Shuffling your training set – Machine Learning Fundamentals – MLS-C01 Study Guide

Shuffling your training set

Now that you know what variance and data splitting are, you can go a little deeper into the training dataset requirements. You are very likely to find questions around data shuffling in the exam. This process consists of randomizing your training dataset before you start using it to fit an algorithm.

Data shuffling will help the algorithm to reduce variance by creating a more generalizable model. For example, let’s say your training represents a binary classification problem and it is sorted by the target variable (all cases belonging to class “0” appear first, then all the cases belonging to class “1”).

When you fit an algorithm on this sorted data (especially some algorithms that rely on batch processing), it will make strong assumptions about the pattern of one of the classes, since it is very likely that it won’t be able to create random batches of data with a good representation of both classes. Once the algorithm builds strong assumptions about the training data, it might be difficult for it to change them.

Important note

Some algorithms are able to execute the training process by fitting the data in chunks, also known as batches. This approach lets the model learn more frequently since it will make partial assumptions after processing each batch of data (instead of making decisions only after processing the entire dataset).

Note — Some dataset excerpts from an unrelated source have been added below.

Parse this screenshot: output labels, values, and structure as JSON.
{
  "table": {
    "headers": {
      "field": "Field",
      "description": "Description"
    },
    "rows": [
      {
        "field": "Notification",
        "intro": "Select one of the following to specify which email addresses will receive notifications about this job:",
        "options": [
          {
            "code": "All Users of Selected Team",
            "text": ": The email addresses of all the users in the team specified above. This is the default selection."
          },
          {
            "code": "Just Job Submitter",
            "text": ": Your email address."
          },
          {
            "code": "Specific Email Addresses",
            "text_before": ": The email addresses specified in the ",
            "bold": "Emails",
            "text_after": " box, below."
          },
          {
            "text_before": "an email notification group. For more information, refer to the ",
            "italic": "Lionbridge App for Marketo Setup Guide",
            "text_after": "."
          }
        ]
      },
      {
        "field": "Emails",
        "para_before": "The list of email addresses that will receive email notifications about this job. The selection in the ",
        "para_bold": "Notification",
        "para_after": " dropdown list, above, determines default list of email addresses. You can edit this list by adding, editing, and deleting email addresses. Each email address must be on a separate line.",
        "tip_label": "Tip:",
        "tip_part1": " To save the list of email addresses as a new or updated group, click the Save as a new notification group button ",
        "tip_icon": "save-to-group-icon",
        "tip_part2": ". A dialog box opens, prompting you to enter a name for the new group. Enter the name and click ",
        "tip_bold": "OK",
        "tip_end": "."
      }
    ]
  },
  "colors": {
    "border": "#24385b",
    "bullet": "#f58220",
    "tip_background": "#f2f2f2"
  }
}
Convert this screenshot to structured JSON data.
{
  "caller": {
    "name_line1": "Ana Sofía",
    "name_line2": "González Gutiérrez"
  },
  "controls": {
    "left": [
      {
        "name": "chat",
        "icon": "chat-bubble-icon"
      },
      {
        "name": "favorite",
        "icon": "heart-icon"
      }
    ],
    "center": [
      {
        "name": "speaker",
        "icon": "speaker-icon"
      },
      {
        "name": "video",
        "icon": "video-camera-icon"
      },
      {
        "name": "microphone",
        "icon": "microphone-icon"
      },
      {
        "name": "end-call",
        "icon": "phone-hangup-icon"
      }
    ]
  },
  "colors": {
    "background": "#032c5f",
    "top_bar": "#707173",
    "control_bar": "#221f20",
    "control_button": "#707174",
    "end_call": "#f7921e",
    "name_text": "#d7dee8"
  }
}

On the other hand, there is no need to shuffle the testing set, since it will be used only by the inference process to check model performance.

Modeling expectations

So far, you have learned about model building, validation, and management. You can now complete the foundations of ML by learning about a couple of other expectations while modeling.

The first one is parsimony. Parsimony describes models that offer the simplest explanation and fit the best results when compared with other models. Here’s an example: while creating a linear regression model, you realize that adding 10 more features will improve your model’s performance by 0.001%. In this scenario, you should consider whether this performance improvement is worth the cost of parsimony (since your model will become more complex). Sometimes it is worth it, but most of the time it is not. You need to be skeptical and think according to your business case.

Parsimony directly supports interpretability. The simpler your model is, the easier it is to explain it. However, there is a battle between interpretability and predictivity: if you focus on predictive power, you are likely to lose some interpretability. Again, you must select what is the best situation for your use case.